Home » » Keutamaan Tauhid dan Istighfar

Keutamaan Tauhid dan Istighfar

Written By Cyber Army on Kamis, 25 April 2013 | April 25, 2013


قَالَ اللهُ تَعَالٰى يَا اِبْنُ آدَمَ إِنَّكَ مَا دَعَوْتَنِيْ وَرَجَوْتَنِي غَفَرْتُ لَكَ عَلٰى مَا كَانَ فِيْكَ وَلاَ أُبَالِّي يَا اِبْنُ آدَمَ لَوْ بَلَغَتْ ذُنُوْبُكَ عَنَانَ السَّمَاءِ ثُمَّ اسْتَغْفَرْتَنِي غَفَرْتُ لَكَ وَلاَ أُبَالِّي يَا اِبْنُ آدَمَ إِنَّكَ لَوْ أَتَيْتَنِي بِقُرَابِ اْلأَرْضِ خَطَايًا ثُمَّ لِقَيْتَنِي لاَ تَشْرِكً ِبيْ شَيْئَا لأَتَيْتَكَ بِقَرَابِهَا مَغْفِرَةً .    

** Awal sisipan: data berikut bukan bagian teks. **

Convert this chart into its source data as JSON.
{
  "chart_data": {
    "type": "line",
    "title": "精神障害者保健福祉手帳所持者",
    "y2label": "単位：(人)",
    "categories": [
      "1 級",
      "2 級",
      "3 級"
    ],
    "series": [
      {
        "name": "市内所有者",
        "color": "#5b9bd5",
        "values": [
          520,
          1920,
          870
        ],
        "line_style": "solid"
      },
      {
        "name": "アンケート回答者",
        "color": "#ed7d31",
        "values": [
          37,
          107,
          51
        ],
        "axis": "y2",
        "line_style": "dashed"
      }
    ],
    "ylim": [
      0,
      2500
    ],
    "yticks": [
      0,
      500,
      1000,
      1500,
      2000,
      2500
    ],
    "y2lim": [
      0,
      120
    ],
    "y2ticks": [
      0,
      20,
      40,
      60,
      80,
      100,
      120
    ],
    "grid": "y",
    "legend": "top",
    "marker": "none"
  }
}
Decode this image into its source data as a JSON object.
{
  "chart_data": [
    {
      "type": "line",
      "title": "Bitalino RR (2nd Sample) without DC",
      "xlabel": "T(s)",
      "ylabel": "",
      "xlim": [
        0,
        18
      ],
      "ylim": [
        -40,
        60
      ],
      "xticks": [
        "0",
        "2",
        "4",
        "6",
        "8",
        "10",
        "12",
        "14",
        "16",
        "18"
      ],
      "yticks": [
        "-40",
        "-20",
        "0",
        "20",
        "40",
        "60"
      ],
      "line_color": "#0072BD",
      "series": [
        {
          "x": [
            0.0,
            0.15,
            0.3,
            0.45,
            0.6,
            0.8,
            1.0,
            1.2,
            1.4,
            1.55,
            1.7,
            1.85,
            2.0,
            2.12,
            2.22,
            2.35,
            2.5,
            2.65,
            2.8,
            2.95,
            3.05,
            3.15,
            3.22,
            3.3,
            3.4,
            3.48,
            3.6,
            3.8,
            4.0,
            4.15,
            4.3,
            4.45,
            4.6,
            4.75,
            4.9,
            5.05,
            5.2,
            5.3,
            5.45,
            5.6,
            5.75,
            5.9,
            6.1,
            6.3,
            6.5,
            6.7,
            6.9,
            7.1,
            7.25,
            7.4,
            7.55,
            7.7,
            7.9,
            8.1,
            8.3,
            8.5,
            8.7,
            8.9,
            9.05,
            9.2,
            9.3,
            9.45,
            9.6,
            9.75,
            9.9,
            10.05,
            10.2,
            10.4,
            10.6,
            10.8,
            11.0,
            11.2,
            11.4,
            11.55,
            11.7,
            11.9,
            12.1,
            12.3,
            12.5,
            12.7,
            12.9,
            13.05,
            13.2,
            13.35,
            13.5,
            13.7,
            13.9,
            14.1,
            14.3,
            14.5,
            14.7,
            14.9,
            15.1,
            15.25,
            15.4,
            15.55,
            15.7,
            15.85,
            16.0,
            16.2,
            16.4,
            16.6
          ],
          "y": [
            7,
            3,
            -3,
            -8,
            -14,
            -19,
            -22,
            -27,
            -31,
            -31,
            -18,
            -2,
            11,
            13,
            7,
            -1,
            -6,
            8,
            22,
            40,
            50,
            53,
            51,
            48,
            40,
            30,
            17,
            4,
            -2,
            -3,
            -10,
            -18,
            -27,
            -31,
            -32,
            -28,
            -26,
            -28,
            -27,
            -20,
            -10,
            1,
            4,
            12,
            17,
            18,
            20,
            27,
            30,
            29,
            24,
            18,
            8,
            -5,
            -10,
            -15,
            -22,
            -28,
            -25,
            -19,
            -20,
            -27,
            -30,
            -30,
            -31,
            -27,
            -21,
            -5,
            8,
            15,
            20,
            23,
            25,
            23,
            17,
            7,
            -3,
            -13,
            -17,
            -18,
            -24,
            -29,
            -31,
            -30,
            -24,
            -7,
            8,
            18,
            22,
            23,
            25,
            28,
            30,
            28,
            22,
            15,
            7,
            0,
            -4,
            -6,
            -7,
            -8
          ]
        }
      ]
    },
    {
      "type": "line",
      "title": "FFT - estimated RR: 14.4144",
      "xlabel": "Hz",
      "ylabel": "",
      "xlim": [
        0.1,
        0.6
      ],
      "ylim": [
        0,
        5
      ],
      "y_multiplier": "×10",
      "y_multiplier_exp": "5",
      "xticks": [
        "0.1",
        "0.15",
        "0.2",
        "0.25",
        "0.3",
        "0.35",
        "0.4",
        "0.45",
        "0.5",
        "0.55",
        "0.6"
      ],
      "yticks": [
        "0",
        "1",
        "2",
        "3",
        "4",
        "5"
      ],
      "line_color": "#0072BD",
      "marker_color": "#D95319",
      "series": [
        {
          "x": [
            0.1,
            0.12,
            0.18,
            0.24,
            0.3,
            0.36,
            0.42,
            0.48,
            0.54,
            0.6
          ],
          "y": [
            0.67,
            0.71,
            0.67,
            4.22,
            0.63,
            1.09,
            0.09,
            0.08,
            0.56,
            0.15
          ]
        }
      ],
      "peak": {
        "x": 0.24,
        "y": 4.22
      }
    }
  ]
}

“Allah berfirman: “Wahai anak Adam, sesungguhnya jika kamu bermohon kepada-Ku dan berharap kepada-Ku, maka Aku mengampuni kepadamu atas apa yang ada padamu dan Aku tidak perduli. Wahai anak Adam, kalaupun dosamu sampai kea wan di langit, kemudian kamu memohon ampun kepada-Ku, maka Aku mengampunimu dan Aku tidak perduli. Wahai anak Adam, sesungguhnya jika kamu datang kepada-Ku dengan kesalahan seluas bumi, kemudian kamu menjumpai-Ku dimana kamu tidak menyekutukan Aku dengan sesuatu, maka Aku akan datang kepadamu dengan ampunan seluas bumi pula.”
     
          Hadits ini diriwayatkan oleh At-Tirmdizi (2/270), dari jalan Katrsir bin Faid yang memberitahukan: “Telah bercerita kepadaku Sa’di bin Ubaid, dia berkata, “Aku mendengar Bakar bin Abdullah Al-Muzni memberitahukan: “Telah bercerita kepadaku Anas bin Malik, dia berkata. “Aku dengar Rasulullah r bersabda: (lalu dia menyebutkan hadits ini).” Selanjutnya At-Tirmidzi berkata: “Hasan ini hasan gharib yang saya tidak menemukannya kecuali dari jalur ini.”

          Saya melihat: Para perawinya adalah tsiqah, kecuali Katsir bin Faid. Kepadanya tidak ada yang menilainya tsiqah kecuali Ibnu Hibban, dimana dalam At-Targhib dia sebutkan bahwa ia adalah maqbul (diterima haditsnya).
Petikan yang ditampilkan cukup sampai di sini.